Intravenous tranexamic acid ("TXA") and its effect on operating conditions, blood loss, post-operative pain and complications in patients undergoing total shoulder replacement.

INTERVENTION: Group 1 (TXA group) will receive 2000mg (20ml) of Tranexamic Acid (TXA) intravenously 5 minutes before incision. CONDITION: Blood loss in total shoulder arthroplasty PRIMARY OUTCOME: Change in haemaglobin level as measured by the difference between pre‐operative and post‐operative levels as assessed by serum assay. Change in haemocrit as measured by the difference between pre‐operative and post‐operative levels as assessed by serum assay. SECONDARY OUTCOME: Drain output measured in cc. Infection rates as measured by data linkage to patient medical records. Operative field visibility rating as measured by the operating surgeon selecting either "excellent", "good", "fair"or "poor" on a checklist. Operative time defined as time from induction of anaesthesia until wound closure as timed by surgical assistant with stopwatch. Pain assessment using visual analogue score. Passive shoulder range of motion by using a goniometer. Post‐operative haematoma occurrence as measured by data linkage to patient medical records. Procedure complexity rating as measured by the operating surgeon selecting either "more complex than usual", "as usual" or "less complex than usual" on a checklist.
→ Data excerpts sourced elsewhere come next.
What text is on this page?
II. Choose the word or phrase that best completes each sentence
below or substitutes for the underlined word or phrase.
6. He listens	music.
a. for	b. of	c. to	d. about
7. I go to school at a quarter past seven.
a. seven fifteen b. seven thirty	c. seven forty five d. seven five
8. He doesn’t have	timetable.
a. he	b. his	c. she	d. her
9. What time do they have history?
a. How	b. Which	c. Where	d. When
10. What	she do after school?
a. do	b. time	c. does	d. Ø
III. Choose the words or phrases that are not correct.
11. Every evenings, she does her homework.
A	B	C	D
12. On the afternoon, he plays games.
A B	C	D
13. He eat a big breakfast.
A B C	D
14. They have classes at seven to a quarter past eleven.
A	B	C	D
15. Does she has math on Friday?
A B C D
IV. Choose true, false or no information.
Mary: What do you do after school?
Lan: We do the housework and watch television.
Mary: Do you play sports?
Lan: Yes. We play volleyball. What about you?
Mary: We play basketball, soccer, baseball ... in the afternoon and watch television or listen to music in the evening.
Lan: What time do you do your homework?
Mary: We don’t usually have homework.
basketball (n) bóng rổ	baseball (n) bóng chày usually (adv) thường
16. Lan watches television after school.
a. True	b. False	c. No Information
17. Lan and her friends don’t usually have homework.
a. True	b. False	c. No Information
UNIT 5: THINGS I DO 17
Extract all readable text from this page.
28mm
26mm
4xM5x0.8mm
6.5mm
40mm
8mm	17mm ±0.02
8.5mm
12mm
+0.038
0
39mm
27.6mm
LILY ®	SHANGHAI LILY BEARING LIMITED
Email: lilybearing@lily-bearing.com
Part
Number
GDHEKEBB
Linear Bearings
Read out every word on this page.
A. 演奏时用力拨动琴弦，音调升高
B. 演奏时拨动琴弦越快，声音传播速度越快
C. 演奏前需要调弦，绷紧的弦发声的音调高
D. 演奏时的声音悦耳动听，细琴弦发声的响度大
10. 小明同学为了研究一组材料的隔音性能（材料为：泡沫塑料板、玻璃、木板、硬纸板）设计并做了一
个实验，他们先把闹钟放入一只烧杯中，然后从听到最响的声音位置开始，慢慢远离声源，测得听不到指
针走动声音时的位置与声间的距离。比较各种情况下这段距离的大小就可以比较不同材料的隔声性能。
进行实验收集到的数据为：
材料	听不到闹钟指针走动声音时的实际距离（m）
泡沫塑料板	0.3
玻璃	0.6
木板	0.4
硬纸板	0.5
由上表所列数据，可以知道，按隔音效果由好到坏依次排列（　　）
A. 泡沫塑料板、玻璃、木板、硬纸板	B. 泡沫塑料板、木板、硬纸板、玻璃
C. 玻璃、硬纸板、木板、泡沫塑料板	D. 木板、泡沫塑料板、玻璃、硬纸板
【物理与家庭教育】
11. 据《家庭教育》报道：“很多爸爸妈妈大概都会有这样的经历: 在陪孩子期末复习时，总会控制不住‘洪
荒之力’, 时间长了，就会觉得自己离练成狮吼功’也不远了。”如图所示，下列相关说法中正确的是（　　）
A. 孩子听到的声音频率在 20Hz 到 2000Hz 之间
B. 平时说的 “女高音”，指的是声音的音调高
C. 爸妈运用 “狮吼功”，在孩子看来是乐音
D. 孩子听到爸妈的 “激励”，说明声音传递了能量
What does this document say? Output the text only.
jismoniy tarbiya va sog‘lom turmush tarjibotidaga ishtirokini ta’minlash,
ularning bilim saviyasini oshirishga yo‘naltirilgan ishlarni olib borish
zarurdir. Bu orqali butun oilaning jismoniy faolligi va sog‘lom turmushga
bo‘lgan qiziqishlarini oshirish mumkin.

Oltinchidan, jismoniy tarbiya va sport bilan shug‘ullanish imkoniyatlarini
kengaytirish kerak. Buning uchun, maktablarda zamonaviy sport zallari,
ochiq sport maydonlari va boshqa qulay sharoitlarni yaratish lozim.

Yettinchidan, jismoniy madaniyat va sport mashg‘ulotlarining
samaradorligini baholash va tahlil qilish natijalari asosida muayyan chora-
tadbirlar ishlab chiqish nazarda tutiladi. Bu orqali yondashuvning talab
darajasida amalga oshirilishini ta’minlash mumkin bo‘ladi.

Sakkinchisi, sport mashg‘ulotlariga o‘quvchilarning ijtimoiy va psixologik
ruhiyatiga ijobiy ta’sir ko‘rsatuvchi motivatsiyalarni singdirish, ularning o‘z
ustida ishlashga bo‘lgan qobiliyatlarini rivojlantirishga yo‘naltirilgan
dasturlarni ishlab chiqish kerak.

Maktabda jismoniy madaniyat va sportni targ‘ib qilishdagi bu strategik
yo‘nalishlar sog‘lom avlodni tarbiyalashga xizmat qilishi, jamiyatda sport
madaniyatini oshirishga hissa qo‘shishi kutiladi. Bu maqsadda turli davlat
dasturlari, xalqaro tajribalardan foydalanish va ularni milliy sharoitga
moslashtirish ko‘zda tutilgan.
Thromboembolic adverse events as measured by data linkage to patient medical records. Time spent in hospital as measured by the difference between date of admission to date of discharge. Time spent in recovery room as measured by the difference between time of arrival to time of departure. Transfusion requirement as measured by data linkage to patient medical records. INCLUSION CRITERIA: 1. Patients who have consented for anatomic or reverse shoulder arthroplasty under one of the principal investigators. 2. Patients who are capable of and have given informed consent for their participation in this study.